Pour les chanteuses et chanteurs noirs, beaucoup de choses ont changé, pour le mieux bien sûr, mais qu’en est-il des chefs ­d’orchestre, des directeurs de théâtre et des administrateurs de premier plan ? Pour ­ceux-là, il reste encore beaucoup à faire – signe, peut-être, que le monde de l’opéra continue de s’accrocher à ses vieilles habitudes.

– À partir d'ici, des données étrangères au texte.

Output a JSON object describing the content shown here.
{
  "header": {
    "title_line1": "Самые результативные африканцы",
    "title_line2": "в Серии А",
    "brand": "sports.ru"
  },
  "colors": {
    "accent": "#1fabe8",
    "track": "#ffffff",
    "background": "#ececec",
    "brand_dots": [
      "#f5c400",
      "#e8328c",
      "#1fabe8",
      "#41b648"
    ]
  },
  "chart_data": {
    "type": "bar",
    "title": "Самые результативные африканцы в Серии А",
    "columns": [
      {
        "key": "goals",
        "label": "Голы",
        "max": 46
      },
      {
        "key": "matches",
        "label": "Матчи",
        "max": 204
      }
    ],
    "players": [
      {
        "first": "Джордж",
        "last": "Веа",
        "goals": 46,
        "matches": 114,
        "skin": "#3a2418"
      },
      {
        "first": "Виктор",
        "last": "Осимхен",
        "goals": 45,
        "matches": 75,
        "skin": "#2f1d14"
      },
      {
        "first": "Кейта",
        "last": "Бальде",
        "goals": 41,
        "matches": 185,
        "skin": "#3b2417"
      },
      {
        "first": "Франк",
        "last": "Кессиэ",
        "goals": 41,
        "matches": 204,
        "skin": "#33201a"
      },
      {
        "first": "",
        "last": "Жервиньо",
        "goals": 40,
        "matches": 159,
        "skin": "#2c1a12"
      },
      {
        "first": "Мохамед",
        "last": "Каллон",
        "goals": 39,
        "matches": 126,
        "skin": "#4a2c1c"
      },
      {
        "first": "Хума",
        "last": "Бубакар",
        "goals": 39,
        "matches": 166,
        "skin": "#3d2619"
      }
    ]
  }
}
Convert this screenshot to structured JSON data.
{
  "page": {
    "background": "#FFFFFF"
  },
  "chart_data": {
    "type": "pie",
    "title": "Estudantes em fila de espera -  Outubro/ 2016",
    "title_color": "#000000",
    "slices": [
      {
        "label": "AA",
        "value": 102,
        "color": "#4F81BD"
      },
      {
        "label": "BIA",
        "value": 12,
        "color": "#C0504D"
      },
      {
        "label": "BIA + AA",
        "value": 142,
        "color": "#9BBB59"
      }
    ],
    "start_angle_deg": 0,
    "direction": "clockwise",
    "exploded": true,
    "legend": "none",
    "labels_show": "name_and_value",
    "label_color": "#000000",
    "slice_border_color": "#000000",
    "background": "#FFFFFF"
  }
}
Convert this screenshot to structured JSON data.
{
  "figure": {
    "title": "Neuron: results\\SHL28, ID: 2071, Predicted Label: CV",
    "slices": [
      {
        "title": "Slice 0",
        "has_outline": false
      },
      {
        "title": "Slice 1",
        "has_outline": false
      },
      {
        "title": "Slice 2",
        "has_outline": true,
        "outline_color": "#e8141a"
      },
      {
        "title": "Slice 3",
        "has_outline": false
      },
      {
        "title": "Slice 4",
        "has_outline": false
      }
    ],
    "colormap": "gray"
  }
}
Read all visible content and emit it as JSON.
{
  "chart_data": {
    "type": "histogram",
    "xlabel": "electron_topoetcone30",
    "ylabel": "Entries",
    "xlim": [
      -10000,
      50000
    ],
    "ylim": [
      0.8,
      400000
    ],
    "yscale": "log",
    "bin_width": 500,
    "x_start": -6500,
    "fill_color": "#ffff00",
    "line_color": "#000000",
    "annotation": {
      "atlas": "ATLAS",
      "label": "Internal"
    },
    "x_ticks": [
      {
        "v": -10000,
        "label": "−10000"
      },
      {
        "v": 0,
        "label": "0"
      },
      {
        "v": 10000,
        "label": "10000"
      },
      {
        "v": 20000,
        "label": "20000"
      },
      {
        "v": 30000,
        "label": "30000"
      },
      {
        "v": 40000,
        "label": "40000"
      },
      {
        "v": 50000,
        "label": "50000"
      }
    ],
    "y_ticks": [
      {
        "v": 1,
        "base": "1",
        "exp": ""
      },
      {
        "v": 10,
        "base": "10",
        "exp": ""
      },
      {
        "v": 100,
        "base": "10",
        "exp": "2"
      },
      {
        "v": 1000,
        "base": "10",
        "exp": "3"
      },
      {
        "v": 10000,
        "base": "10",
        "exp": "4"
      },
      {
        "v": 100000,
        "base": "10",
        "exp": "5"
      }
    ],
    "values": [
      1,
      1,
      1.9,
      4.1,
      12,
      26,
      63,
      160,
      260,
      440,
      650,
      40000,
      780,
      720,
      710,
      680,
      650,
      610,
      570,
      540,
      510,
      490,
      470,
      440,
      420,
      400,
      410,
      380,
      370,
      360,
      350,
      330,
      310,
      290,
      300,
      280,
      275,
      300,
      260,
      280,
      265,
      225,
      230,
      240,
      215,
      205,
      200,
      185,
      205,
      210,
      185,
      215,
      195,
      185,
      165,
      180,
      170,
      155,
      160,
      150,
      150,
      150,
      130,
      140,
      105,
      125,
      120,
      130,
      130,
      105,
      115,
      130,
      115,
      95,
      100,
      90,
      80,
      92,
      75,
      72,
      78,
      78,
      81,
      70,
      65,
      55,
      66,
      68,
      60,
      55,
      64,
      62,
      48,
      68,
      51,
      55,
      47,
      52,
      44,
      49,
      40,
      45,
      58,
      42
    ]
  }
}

Quand on se replonge dans la vie de ­chanteuses noires devenues des légendes de l’opéra, on se rend bien compte du chemin qu’elles ont parcouru, de la voie qu’elles ont tracée pour les jeunes générations, mais aussi à quel point il y a des choses qui risquent de ne jamais changer, que l’on ne pourra jamais tenir pour acquises. Marian Anderson (1897-1993), Leontyne Price (née en 1927) et Grace Bumbry (née en 1937), entre autres, font partie de ces modèles. Elles se sont battues sans relâche et ont atteint des sommets dont beaucoup rêvent aujourd’hui. Voici ce que leur histoire peut nous apprendre. 

Marian Anderson

Marian Anderson dans le rôle d’Ulrica au Metropolitan Opera en 1955

Née en 1897, la contralto Marian Anderson est la première chanteuse noire à chanter à la Maison-Blanche et, peut-être plus que n’importe quelle autre de ses collègues, elle doit faire face au racisme dans une Amérique ségrégationniste. Bien qu’elle fasse des tournées dans tout le pays, donne plusieurs récitals et remporte du succès en tant qu’interprète, de nombreux hôtels et restaurants refusent de l’accueillir. De plus, à une époque où les pancartes « whites only » font partie du décor, Marian Anderson se voit interdire l’accès à certaines salles. L’association des Filles de la Révolution américaine, par exemple, pèse de tout son poids pour empêcher sa venue à un concert très attendu, au début de 1939, dans l’emblématique salle de la Constitution (Washington). Beaucoup protestent contre cette décision, y compris la Première dame Eleanor Roosevelt. Dans la presse, l’incident déclenche une vague de soutien sans précédent en faveur d’Anderson. Le 9 avril 1939, un concert en plein air mettant en vedette la contralto est rendu possible grâce notamment au président Franklin Roosevelt et à son épouse. Tenu sur les marches du Lincoln Memorial, l’événement attire environ 75 000 personnes, en plus de millions ­d’auditeurs à la radio.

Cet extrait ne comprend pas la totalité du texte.